Pharmacy reform passes state House
By Christina Lengyel | The Center Square contributor
(The Center Square) – The state House OK’d a bill Friday that, if passed, will reign in pharmacy benefit managers, which impact prescription pricing and put pressure on independent drug stores across Pennsylvania.
“We need to create a level playing field for our community pharmacies so that they can compete fairly with the big guys. We’re taking on corporate greed, and I believe we will win,” said the bill’s sponsor, Rep. Jessica Benham, D-Carrick.
As it stands, “the big three” – Caremark, Express Scripts and Optum – control over 90% of the prescriptions filled in the nation. They use vertical integration structures to profit from every level of the patient process, from clinic to prescription.
The bill grants oversight into the pharmacy benefit manager, or PBM, process, requiring them to report the rebates and payments they receive from drug manufacturers and how they were disbursed. It will ban PBM practices like patient steering, spread pricing and retroactively recouping money paid to pharmacies.
The practices have shuttered independent pharmacies in droves, leaving the state with wide “pharmacy deserts” where the most vulnerable patients can’t easily access medication.

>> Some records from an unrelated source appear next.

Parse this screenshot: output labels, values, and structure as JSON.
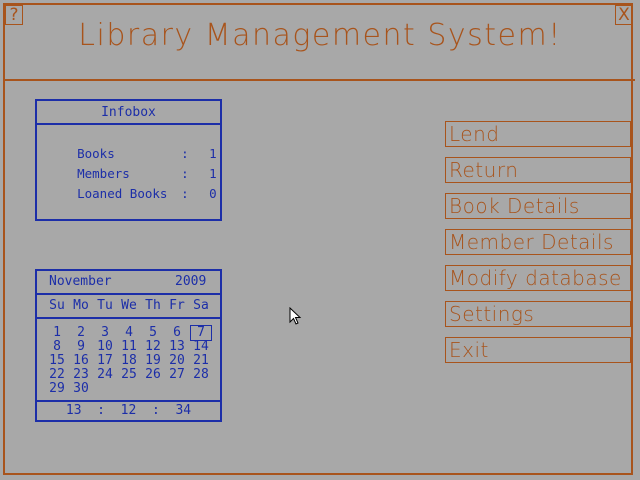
{
  "window": {
    "title": "Library Management System!",
    "help_label": "?",
    "close_label": "X"
  },
  "infobox": {
    "heading": "Infobox",
    "rows": [
      {
        "label": "Books",
        "sep": ":",
        "value": "1"
      },
      {
        "label": "Members",
        "sep": ":",
        "value": "1"
      },
      {
        "label": "Loaned Books",
        "sep": ":",
        "value": "0"
      }
    ]
  },
  "calendar": {
    "month": "November",
    "year": "2009",
    "weekdays": [
      "Su",
      "Mo",
      "Tu",
      "We",
      "Th",
      "Fr",
      "Sa"
    ],
    "weeks": [
      [
        "1",
        "2",
        "3",
        "4",
        "5",
        "6",
        "7"
      ],
      [
        "8",
        "9",
        "10",
        "11",
        "12",
        "13",
        "14"
      ],
      [
        "15",
        "16",
        "17",
        "18",
        "19",
        "20",
        "21"
      ],
      [
        "22",
        "23",
        "24",
        "25",
        "26",
        "27",
        "28"
      ],
      [
        "29",
        "30",
        "",
        "",
        "",
        "",
        ""
      ]
    ],
    "today": "7",
    "time": "13  :  12  :  34"
  },
  "menu": {
    "items": [
      {
        "label": "Lend"
      },
      {
        "label": "Return"
      },
      {
        "label": "Book Details"
      },
      {
        "label": "Member Details"
      },
      {
        "label": "Modify database"
      },
      {
        "label": "Settings"
      },
      {
        "label": "Exit"
      }
    ]
  },
  "colors": {
    "accent": "#a8541c",
    "panel": "#1c2ea8",
    "background": "#a8a8a8"
  }
}
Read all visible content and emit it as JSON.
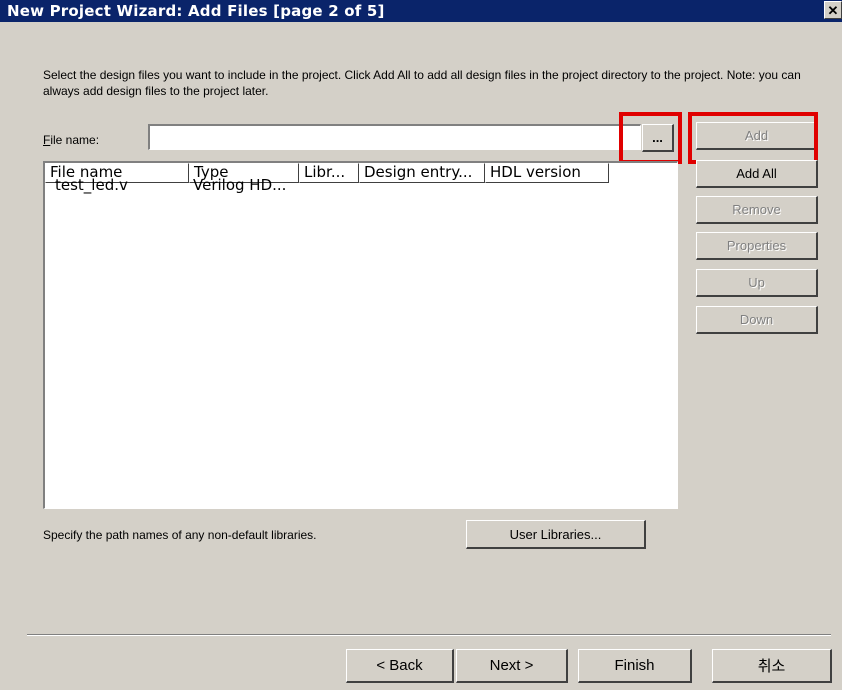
{
  "window": {
    "title": "New Project Wizard: Add Files [page 2 of 5]",
    "close_glyph": "✕"
  },
  "description": "Select the design files you want to include in the project. Click Add All to add all design files in the project directory to the project. Note: you can always add design files to the project later.",
  "file_name": {
    "label_accel": "F",
    "label_rest": "ile name:",
    "value": "",
    "browse_label": "..."
  },
  "buttons": {
    "add": "Add",
    "add_all": "Add All",
    "remove": "Remove",
    "properties": "Properties",
    "up": "Up",
    "down": "Down"
  },
  "file_list": {
    "columns": [
      "File name",
      "Type",
      "Libr...",
      "Design entry...",
      "HDL version"
    ],
    "rows": [
      {
        "file_name": "test_led.v",
        "type": "Verilog HD..."
      }
    ]
  },
  "libraries": {
    "hint": "Specify the path names of any non-default libraries.",
    "user_libraries_label": "User Libraries..."
  },
  "nav": {
    "back": "< Back",
    "next": "Next >",
    "finish": "Finish",
    "cancel": "취소"
  },
  "highlight_color": "#e00000"
}
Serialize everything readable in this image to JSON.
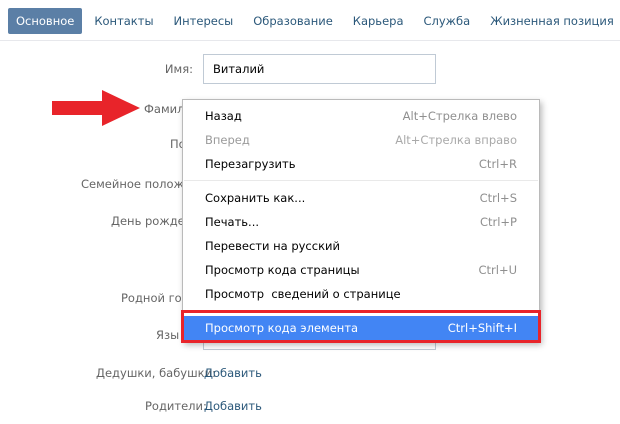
{
  "tabs": [
    {
      "label": "Основное",
      "active": true
    },
    {
      "label": "Контакты",
      "active": false
    },
    {
      "label": "Интересы",
      "active": false
    },
    {
      "label": "Образование",
      "active": false
    },
    {
      "label": "Карьера",
      "active": false
    },
    {
      "label": "Служба",
      "active": false
    },
    {
      "label": "Жизненная позиция",
      "active": false
    }
  ],
  "form": {
    "name_label": "Имя:",
    "name_value": "Виталий",
    "surname_label": "Фамили",
    "gender_label": "По",
    "marital_label": "Семейное положен",
    "birthday_label": "День рожден",
    "hometown_label": "Родной горо",
    "languages_label": "Язы",
    "grandparents_label": "Дедушки, бабушки:",
    "grandparents_link": "Добавить",
    "parents_label": "Родители:",
    "parents_link": "Добавить"
  },
  "context_menu": {
    "items": [
      {
        "label": "Назад",
        "shortcut": "Alt+Стрелка влево"
      },
      {
        "label": "Вперед",
        "shortcut": "Alt+Стрелка вправо"
      },
      {
        "label": "Перезагрузить",
        "shortcut": "Ctrl+R"
      },
      {
        "label": "Сохранить как...",
        "shortcut": "Ctrl+S"
      },
      {
        "label": "Печать...",
        "shortcut": "Ctrl+P"
      },
      {
        "label": "Перевести на русский",
        "shortcut": ""
      },
      {
        "label": "Просмотр кода страницы",
        "shortcut": "Ctrl+U"
      },
      {
        "label": "Просмотр  сведений о странице",
        "shortcut": ""
      },
      {
        "label": "Просмотр кода элемента",
        "shortcut": "Ctrl+Shift+I"
      }
    ]
  },
  "colors": {
    "accent_tab": "#5b7fa6",
    "link": "#2b587a",
    "highlight": "#4285f4",
    "annotation_red": "#e8242a"
  },
  "icons": {
    "pointer_arrow": "arrow-right-icon"
  }
}
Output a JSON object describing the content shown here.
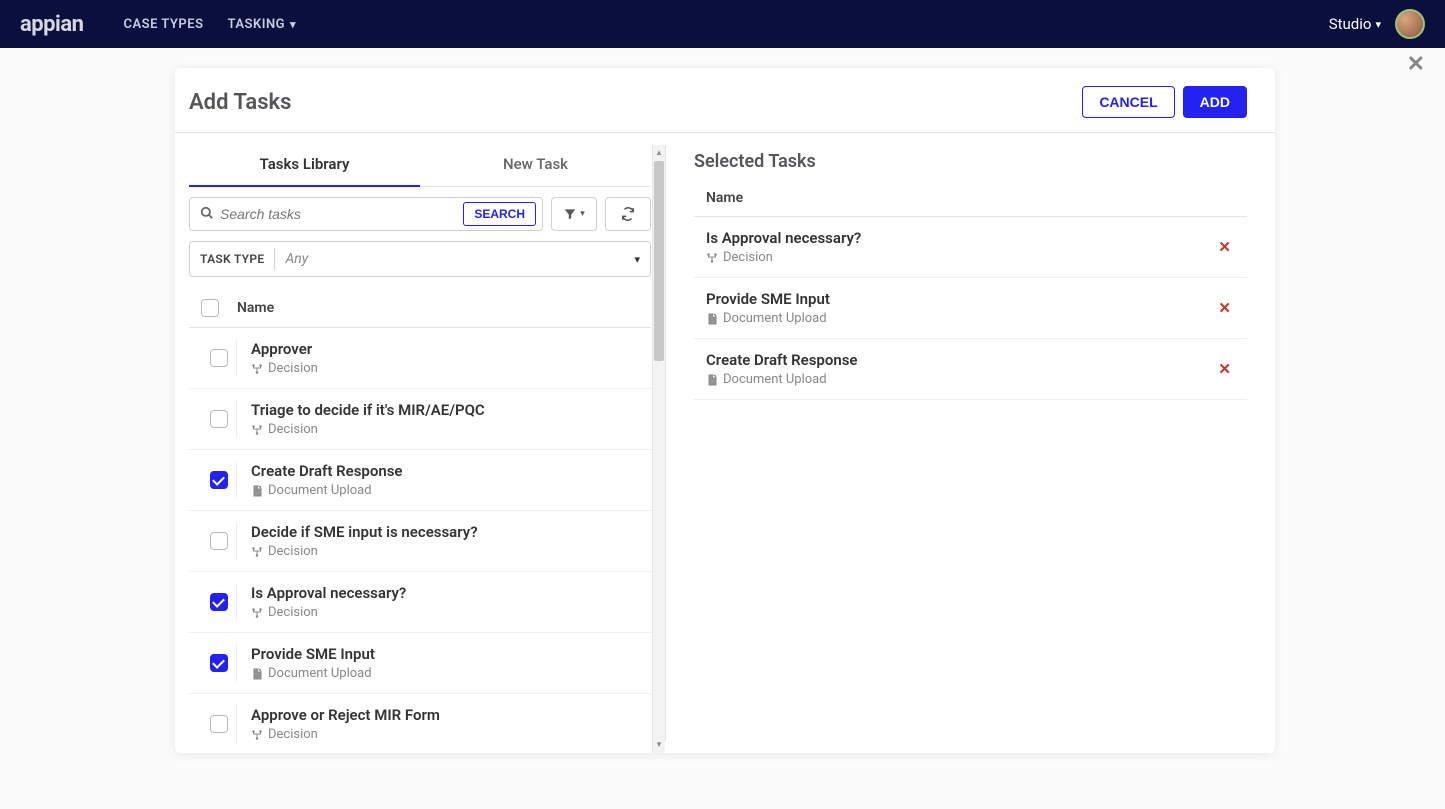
{
  "nav": {
    "logo": "appian",
    "items": [
      "CASE TYPES",
      "TASKING"
    ],
    "right_label": "Studio"
  },
  "modal": {
    "title": "Add Tasks",
    "cancel_label": "CANCEL",
    "add_label": "ADD"
  },
  "tabs": {
    "library": "Tasks Library",
    "new_task": "New Task"
  },
  "search": {
    "placeholder": "Search tasks",
    "button": "SEARCH"
  },
  "task_type_filter": {
    "label": "TASK TYPE",
    "value": "Any"
  },
  "library": {
    "column_name": "Name",
    "tasks": [
      {
        "name": "Approver",
        "type": "Decision",
        "type_icon": "decision",
        "checked": false
      },
      {
        "name": "Triage to decide if it's MIR/AE/PQC",
        "type": "Decision",
        "type_icon": "decision",
        "checked": false
      },
      {
        "name": "Create Draft Response",
        "type": "Document Upload",
        "type_icon": "document",
        "checked": true
      },
      {
        "name": "Decide if SME input is necessary?",
        "type": "Decision",
        "type_icon": "decision",
        "checked": false
      },
      {
        "name": "Is Approval necessary?",
        "type": "Decision",
        "type_icon": "decision",
        "checked": true
      },
      {
        "name": "Provide SME Input",
        "type": "Document Upload",
        "type_icon": "document",
        "checked": true
      },
      {
        "name": "Approve or Reject MIR Form",
        "type": "Decision",
        "type_icon": "decision",
        "checked": false
      }
    ]
  },
  "selected": {
    "title": "Selected Tasks",
    "column_name": "Name",
    "tasks": [
      {
        "name": "Is Approval necessary?",
        "type": "Decision",
        "type_icon": "decision"
      },
      {
        "name": "Provide SME Input",
        "type": "Document Upload",
        "type_icon": "document"
      },
      {
        "name": "Create Draft Response",
        "type": "Document Upload",
        "type_icon": "document"
      }
    ]
  }
}
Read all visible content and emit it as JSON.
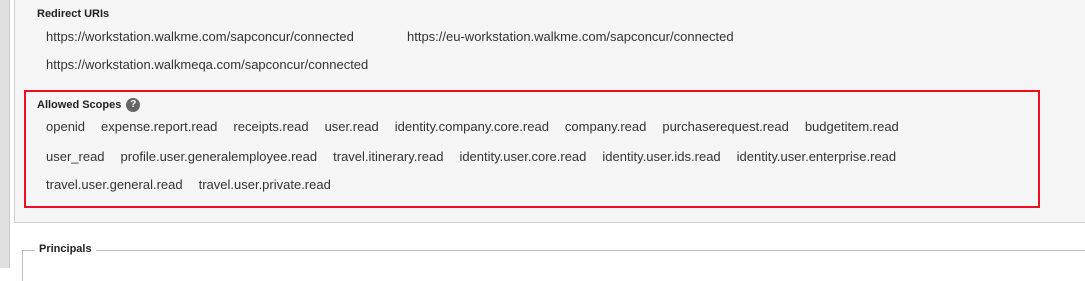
{
  "redirect": {
    "label": "Redirect URIs",
    "uris": [
      "https://workstation.walkme.com/sapconcur/connected",
      "https://eu-workstation.walkme.com/sapconcur/connected",
      "https://workstation.walkmeqa.com/sapconcur/connected"
    ]
  },
  "scopes": {
    "label": "Allowed Scopes",
    "help_icon": "?",
    "highlight_color": "#ef0c1f",
    "rows": [
      [
        "openid",
        "expense.report.read",
        "receipts.read",
        "user.read",
        "identity.company.core.read",
        "company.read",
        "purchaserequest.read",
        "budgetitem.read"
      ],
      [
        "user_read",
        "profile.user.generalemployee.read",
        "travel.itinerary.read",
        "identity.user.core.read",
        "identity.user.ids.read",
        "identity.user.enterprise.read"
      ],
      [
        "travel.user.general.read",
        "travel.user.private.read"
      ]
    ]
  },
  "principals": {
    "label": "Principals"
  }
}
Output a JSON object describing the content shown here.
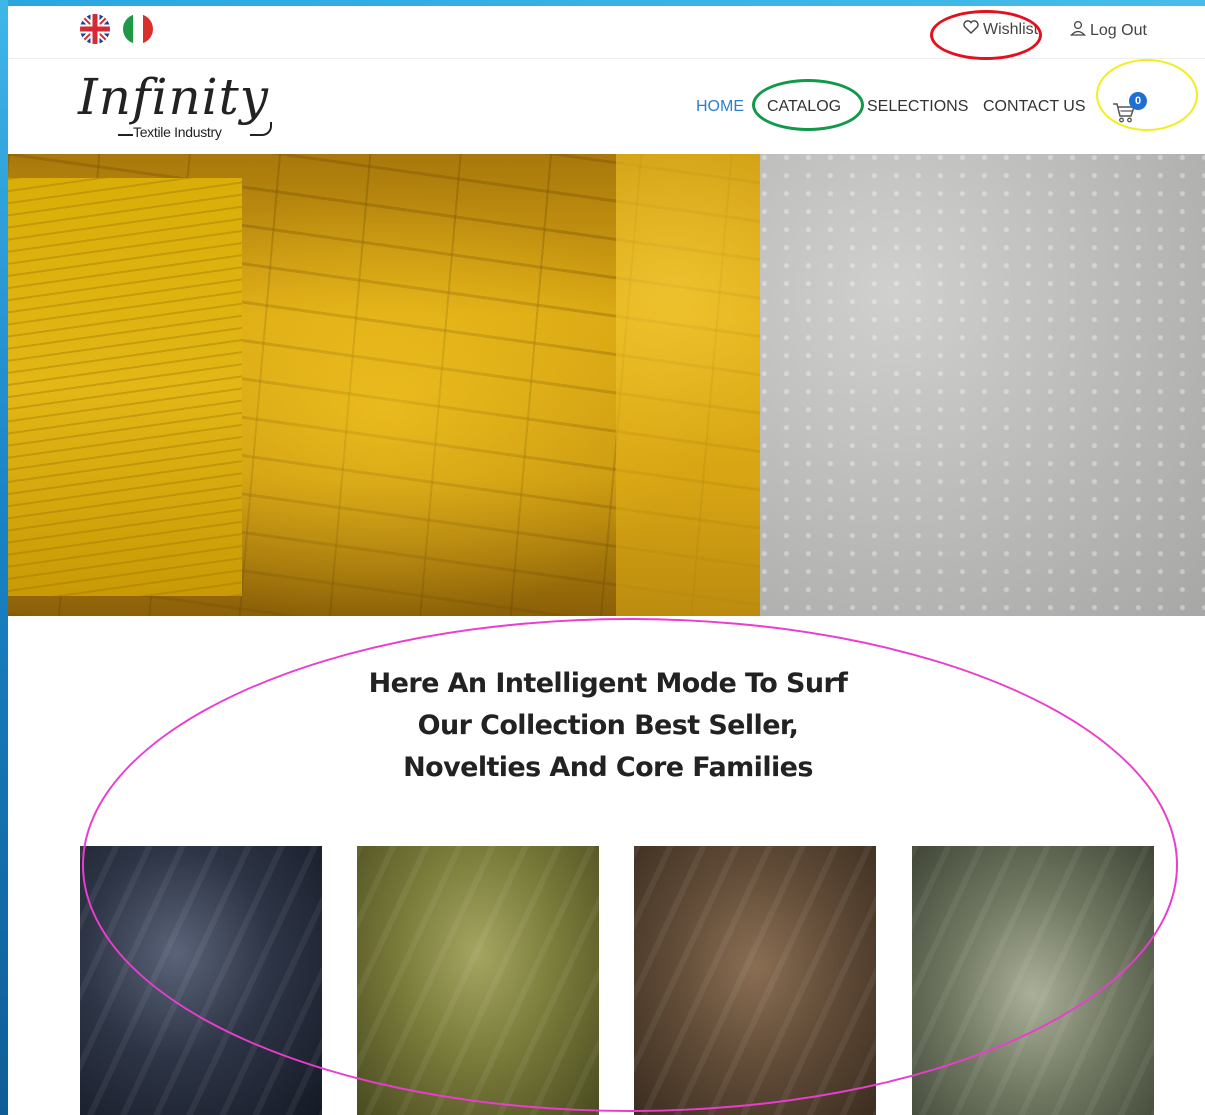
{
  "topbar": {
    "languages": [
      {
        "name": "uk-flag-icon"
      },
      {
        "name": "italy-flag-icon"
      }
    ],
    "wishlist_label": "Wishlist",
    "logout_label": "Log Out"
  },
  "header": {
    "logo_main": "Infinity",
    "logo_sub": "Textile Industry",
    "nav": {
      "home": "HOME",
      "catalog": "CATALOG",
      "selections": "SELECTIONS",
      "contact": "CONTACT US"
    },
    "cart_count": "0"
  },
  "intro": {
    "line1": "Here An Intelligent Mode To Surf",
    "line2": "Our Collection Best Seller,",
    "line3": "Novelties And Core Families"
  },
  "colors": {
    "accent": "#2b7fcf",
    "badge": "#1e6fd1",
    "annotation_red": "#e3101d",
    "annotation_green": "#0f9a49",
    "annotation_yellow": "#f2ee1d",
    "annotation_pink": "#ea3ccf"
  }
}
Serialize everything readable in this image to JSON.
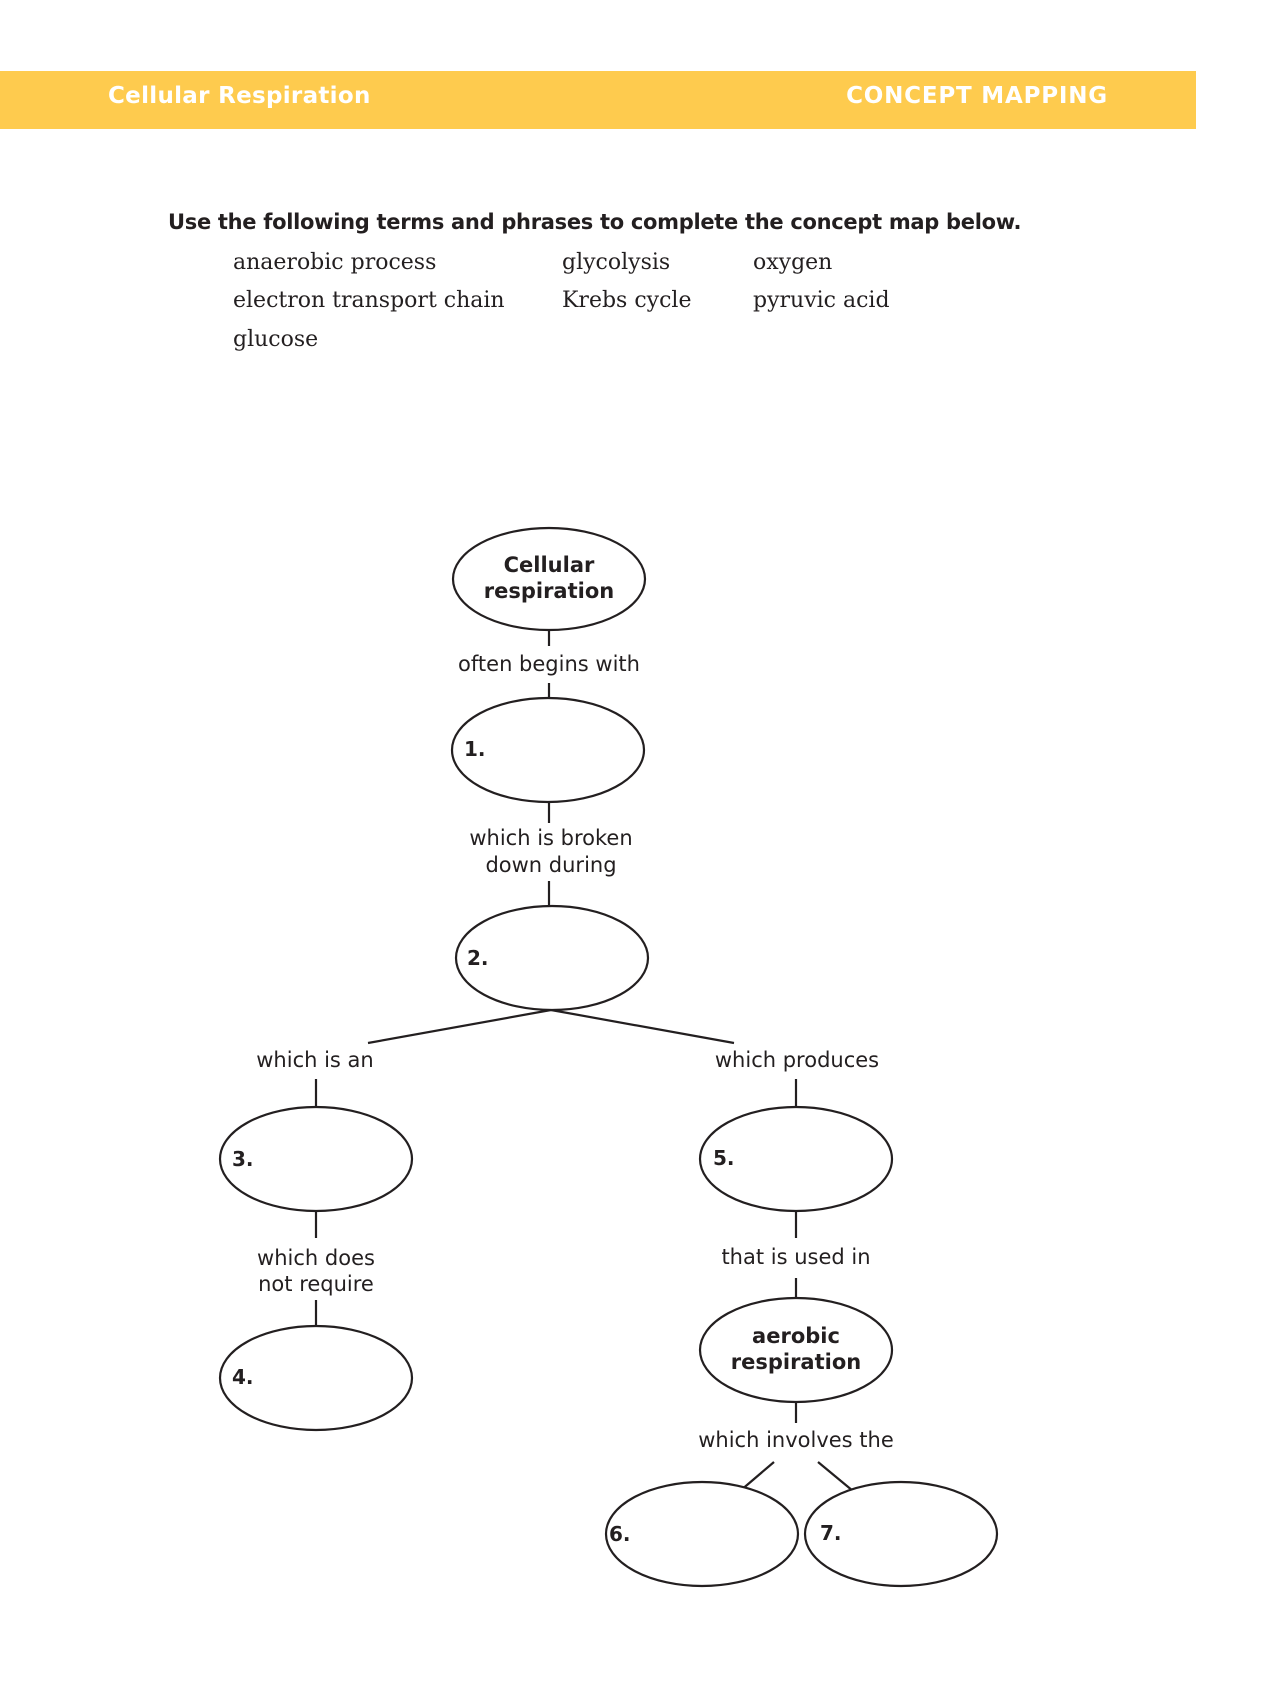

In the first six months of 2024 alone, the commonwealth lost over 140 pharmacies.
“I’m standing here to say, ‘no more.’ In this House, we stick up for the little guy. We fight for our small business and that absolutely includes our main street pharmacies,” said Benham.
Those main street pharmacies are essential in both rural and urban areas of the state. Closures in rural areas can create gaps of several miles between providers. Large chains like those connected to the big three tend to avoid opening stores in areas with higher crime rates, exacerbating the negative health impacts of poverty.
The bill will now move to the Senate, which has seen similar legislation. In both chambers, PBM regulation enjoys bipartisan support.